In chatting, I told him I was writing a column on ‘Secrets’, and, quite unprompted, he told me his: he writes poetry. Remembering Heinlein’s dictum that people who write poetry may have other unsavoury habits, I tried to change the subject, but it was too late, he’d already started reciting his works. It took me twenty minutes to escape!
Sometimes, though, keeping something secret can be a bad idea: if we’re so embarrassed by sex that we don’t even mention our preferences to our own partners. A few months ago I was at a sauna, watching a particularly hot scene being acted out: a slim bottle-blond was down on the floor, grovelling on his hands and knees as a slightly older Italianate guy worked his ass with fist and cock.
He was clearly loving it, and I could immediately see that humiliation, or at least the imagined humiliation that some scenes provide, was his particular kink. This was his little secret, and he was acting it out in front of a room full of hard-fucking men.
And then he looked up, and I saw his face. It was Paul, my ex- from years before. Paul, the cute little twink from Mottingham I’d dated after he picked me out as the butchest guy in a West End bar (and, oh, how my friends laughed at that one!).
After he’d had his fun, I went over to chat to him. It took him a moment to recognise me.

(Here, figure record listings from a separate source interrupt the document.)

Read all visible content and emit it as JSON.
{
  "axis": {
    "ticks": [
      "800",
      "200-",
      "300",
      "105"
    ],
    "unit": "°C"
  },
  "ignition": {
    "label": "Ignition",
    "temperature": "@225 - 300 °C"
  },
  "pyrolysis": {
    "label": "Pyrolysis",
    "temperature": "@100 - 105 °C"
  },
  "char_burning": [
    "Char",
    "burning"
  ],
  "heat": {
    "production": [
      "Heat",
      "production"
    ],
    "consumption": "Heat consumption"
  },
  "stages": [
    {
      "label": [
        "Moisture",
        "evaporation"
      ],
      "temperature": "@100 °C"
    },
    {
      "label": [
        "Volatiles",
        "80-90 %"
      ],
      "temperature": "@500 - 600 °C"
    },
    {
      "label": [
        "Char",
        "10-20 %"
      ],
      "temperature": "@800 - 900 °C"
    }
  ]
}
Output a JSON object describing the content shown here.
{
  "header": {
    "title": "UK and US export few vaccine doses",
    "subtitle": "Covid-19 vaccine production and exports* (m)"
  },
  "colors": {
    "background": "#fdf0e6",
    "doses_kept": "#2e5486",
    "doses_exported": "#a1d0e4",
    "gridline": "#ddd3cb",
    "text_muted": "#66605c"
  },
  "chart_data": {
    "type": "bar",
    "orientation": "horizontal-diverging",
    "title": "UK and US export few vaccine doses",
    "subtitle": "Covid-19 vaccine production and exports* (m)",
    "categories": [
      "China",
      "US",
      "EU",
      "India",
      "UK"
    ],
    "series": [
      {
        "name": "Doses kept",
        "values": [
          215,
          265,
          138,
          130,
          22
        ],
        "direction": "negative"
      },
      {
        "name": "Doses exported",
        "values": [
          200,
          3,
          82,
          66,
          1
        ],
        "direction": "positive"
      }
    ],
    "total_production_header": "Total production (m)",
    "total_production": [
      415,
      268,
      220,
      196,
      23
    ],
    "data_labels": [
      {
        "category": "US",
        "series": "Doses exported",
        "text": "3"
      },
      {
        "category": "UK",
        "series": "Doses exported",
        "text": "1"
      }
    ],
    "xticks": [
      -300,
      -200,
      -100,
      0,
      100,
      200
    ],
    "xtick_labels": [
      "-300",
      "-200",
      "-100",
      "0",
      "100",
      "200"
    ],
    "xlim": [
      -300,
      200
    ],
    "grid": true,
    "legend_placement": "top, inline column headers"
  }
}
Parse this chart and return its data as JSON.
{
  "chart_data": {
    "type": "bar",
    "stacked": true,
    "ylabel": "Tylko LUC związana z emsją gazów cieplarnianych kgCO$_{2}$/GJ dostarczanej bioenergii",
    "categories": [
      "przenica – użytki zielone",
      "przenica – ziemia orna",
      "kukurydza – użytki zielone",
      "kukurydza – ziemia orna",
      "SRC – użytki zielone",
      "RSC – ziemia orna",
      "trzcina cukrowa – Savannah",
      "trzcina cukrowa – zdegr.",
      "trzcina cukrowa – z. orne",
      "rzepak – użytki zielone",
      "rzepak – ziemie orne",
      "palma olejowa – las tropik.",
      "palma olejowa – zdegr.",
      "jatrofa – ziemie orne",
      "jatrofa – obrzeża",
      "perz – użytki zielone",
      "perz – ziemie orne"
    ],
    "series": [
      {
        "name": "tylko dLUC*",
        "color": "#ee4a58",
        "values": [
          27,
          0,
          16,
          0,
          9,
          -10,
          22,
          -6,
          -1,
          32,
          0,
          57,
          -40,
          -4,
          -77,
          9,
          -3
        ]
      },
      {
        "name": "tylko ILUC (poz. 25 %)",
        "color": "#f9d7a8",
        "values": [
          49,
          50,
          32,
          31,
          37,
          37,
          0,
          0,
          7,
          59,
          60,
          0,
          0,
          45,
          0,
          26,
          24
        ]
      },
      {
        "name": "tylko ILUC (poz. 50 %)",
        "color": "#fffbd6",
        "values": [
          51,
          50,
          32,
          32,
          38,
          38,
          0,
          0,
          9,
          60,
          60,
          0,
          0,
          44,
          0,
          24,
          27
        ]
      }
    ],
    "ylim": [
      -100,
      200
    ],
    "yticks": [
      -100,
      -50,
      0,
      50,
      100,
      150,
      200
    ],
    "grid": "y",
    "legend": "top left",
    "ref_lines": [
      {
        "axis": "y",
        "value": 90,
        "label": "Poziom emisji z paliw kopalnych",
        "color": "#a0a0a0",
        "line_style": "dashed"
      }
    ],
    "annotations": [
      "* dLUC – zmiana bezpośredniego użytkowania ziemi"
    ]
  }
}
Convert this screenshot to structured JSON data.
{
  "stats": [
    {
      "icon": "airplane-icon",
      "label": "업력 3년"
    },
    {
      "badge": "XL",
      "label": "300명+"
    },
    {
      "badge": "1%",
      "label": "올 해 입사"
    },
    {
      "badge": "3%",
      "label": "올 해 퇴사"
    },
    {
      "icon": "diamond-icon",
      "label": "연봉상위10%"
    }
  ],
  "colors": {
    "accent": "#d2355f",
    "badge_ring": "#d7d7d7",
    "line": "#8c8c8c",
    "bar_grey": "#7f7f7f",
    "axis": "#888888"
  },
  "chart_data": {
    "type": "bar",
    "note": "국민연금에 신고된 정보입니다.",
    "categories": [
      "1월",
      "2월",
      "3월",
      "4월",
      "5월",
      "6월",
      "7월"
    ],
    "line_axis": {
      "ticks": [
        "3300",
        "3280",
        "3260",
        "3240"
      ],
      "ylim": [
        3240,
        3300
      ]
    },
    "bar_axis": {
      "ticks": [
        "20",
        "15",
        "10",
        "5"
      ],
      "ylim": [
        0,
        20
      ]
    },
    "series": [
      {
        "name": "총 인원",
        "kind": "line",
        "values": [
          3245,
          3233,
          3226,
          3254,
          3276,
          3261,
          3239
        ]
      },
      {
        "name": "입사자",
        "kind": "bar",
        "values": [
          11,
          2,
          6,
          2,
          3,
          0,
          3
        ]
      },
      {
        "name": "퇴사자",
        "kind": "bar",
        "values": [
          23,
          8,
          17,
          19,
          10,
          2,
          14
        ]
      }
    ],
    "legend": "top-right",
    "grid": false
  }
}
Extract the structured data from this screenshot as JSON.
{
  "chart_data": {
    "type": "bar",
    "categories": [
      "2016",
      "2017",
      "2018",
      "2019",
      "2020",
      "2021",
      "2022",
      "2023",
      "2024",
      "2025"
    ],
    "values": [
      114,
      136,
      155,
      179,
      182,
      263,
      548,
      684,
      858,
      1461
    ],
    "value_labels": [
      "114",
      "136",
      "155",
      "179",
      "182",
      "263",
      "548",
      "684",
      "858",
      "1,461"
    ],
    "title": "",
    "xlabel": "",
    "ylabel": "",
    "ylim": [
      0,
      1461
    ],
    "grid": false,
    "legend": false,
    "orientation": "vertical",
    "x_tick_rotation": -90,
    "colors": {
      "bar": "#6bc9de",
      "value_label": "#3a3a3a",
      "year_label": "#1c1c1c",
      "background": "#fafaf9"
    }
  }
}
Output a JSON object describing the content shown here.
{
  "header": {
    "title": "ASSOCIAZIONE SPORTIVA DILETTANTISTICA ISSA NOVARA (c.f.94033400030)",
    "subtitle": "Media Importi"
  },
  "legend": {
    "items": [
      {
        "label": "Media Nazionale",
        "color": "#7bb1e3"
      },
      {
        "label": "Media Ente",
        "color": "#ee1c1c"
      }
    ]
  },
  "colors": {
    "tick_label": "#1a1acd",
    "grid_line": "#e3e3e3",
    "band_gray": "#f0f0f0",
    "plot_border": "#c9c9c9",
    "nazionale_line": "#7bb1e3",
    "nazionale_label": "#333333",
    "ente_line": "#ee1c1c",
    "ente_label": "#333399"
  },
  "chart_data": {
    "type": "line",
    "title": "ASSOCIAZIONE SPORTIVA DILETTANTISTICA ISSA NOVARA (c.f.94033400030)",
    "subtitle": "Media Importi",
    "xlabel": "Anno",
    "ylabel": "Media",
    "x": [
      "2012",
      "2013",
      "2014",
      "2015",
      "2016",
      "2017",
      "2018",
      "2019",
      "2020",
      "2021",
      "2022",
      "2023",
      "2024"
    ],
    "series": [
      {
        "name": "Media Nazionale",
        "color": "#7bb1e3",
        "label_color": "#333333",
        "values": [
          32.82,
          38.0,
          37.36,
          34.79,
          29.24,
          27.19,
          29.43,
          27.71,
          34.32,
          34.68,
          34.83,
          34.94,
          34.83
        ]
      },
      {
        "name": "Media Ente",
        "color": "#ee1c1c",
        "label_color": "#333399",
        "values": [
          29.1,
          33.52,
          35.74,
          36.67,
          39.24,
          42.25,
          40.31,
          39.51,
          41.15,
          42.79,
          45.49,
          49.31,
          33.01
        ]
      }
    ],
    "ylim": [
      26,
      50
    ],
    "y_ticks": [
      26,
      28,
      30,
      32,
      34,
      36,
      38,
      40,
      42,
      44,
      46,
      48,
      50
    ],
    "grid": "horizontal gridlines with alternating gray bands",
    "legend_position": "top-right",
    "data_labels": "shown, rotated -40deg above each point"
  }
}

“I didn’t expect to see you here,” he said.
“Well, I didn’t expect to see you here either. You always seemed so innocent.”
“I used to keep my sleazy side secret,” he replied. “I never wanted to say what I really liked, in case it made you lose interest in me. I was embarrassed.”
“Oh.” There wasn’t much else I could say, because I didn’t want to say what was going through my head, which was “But the reason I broke up with you is because you were too vanilla in bed.” I kept that thought secret.